Kalorama Information (New York, N.Y.) calls cancer vaccines “one of the most highly anticipated pharmaceutical breakthroughs of the new millennium.” In The Emerging Cancer Market, a report issued in November 2006, Kalorama estimated potential demand for cancer vaccines at $481 million in 2007, and predicts that prospects for growth to $8 billion by 2012 is “very real.” Kalorama bases its optimism on the possible 2008 approval of up to five cancer vaccines with $700 million in anticipated revenue. Another eight licenses by 2012 could position cancer vaccines among the leaders in oncology therapeutics.

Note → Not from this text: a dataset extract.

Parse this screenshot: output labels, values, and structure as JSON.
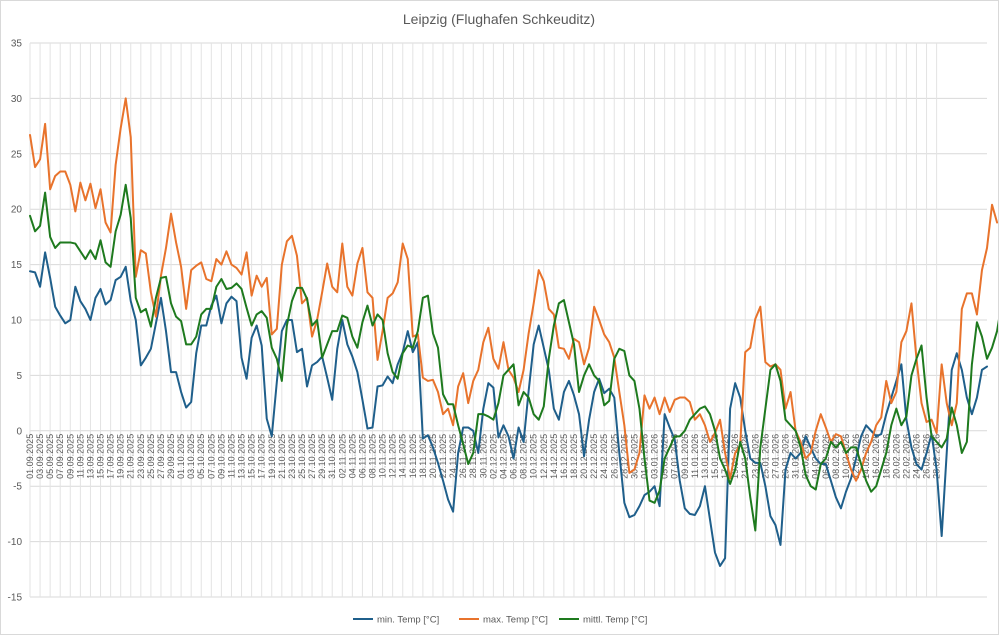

Analyst Melissa Elder, who authored the report, says that despite their great promise, cancer vaccines will have to fight entrenched chemotherapy and radiation oncology products. Besides demonstrating efficacy and cost-effectiveness, vaccine manufacturers must show superiority to current treatments before insurers will reimburse their costs.

Getting personal

One type of cancer vaccine uses material from a patient’s own tumors to induce the immune response – the epitome of personalized medicine. By far the most serious problem facing these drugs is their likely astronomical cost. The thought of a GMP facility concurrently manufacturing thousands of individual “products” is unfathomable, especially for antigenic materials that must be grown or amplified. Platform technologies will relieve some of the burden, but clearly what is needed are compact, automated, rapid, GMP-worthy production devices with fully disposable product contact surfaces.

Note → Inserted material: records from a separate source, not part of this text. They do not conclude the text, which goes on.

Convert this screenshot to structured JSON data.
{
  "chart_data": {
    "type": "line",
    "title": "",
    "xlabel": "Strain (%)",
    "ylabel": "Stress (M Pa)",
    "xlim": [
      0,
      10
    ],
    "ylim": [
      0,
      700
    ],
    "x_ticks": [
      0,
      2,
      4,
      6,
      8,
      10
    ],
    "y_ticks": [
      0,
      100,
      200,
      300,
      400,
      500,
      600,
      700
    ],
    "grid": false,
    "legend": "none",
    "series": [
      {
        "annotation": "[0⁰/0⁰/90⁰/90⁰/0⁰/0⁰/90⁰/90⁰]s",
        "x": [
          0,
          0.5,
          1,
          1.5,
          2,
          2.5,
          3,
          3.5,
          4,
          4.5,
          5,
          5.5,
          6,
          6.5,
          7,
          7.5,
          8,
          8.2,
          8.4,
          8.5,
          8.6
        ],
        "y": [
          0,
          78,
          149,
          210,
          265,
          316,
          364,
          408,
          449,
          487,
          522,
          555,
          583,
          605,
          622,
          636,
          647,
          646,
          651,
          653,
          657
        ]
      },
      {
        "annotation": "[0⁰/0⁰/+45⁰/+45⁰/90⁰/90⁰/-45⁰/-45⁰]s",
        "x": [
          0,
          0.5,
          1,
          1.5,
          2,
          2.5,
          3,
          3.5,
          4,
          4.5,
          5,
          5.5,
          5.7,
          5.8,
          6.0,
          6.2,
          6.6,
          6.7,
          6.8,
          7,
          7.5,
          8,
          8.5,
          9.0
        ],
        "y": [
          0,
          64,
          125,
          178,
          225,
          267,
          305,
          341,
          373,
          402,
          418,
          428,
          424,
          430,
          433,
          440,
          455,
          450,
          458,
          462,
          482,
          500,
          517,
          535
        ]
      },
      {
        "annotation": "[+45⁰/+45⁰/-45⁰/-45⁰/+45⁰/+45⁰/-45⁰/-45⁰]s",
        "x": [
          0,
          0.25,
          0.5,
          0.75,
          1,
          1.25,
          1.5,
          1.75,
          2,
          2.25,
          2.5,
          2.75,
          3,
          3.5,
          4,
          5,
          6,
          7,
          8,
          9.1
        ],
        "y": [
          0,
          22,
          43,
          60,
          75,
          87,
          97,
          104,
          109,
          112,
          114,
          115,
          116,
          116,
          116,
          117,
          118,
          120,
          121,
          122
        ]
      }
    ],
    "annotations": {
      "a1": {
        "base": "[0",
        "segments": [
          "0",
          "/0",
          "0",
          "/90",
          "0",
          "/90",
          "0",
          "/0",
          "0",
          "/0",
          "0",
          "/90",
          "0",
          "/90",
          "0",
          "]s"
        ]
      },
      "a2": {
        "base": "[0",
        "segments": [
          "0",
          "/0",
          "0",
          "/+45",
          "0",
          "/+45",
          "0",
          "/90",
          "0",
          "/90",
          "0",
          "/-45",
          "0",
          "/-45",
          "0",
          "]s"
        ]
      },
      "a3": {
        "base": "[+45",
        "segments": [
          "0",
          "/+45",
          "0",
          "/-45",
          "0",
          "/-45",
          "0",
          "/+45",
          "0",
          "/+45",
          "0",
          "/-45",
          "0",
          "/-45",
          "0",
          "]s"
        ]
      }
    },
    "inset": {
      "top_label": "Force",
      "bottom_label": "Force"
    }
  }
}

Biovest International, the first vendor to offer a commercial-scale hollow-fiber bioreactor in the mid-1980s, is developing a Phase III vaccine against non-Hodgkin’s lymphoma. In Phase II studies, 95% of treated patients are still alive and 45% remain disease free nine years after treatment. The company has simultaneously been commercializing a compact bioreactor, AutovaxID, which exploits hollow fiber reactors technology installed at hundreds of sites worldwide, to expand patient-derived cells that generate the antigens for the lymphoma vaccine. AutovaxID is suitable for growing any antibody-secreting cell line, including hybridomas and Chinese hamster ovary (CHO) lines. For their personalized cancer vaccine, cells harvested from patients are fused with mouse hybridoma cells, and expanded in the AutovaxID instrument. The device is also used at the Biovest National Cell Culture Center to produce monoclonal antibodies for academic research.

AutovaxID consists of two components: the instrumentation and an enclosed, disposable bioreactor (cultureware). The disposable component is completely enclosed in a plexiglass housing that slides into, and snaps in place within the instrument. Following an automated fill-flush operation, inoculation and secondary pH calibration, the instrument operates unattended from that point on. Production yields vary considerably, but the company routinely makes up to 5 grams of protein in 45 days.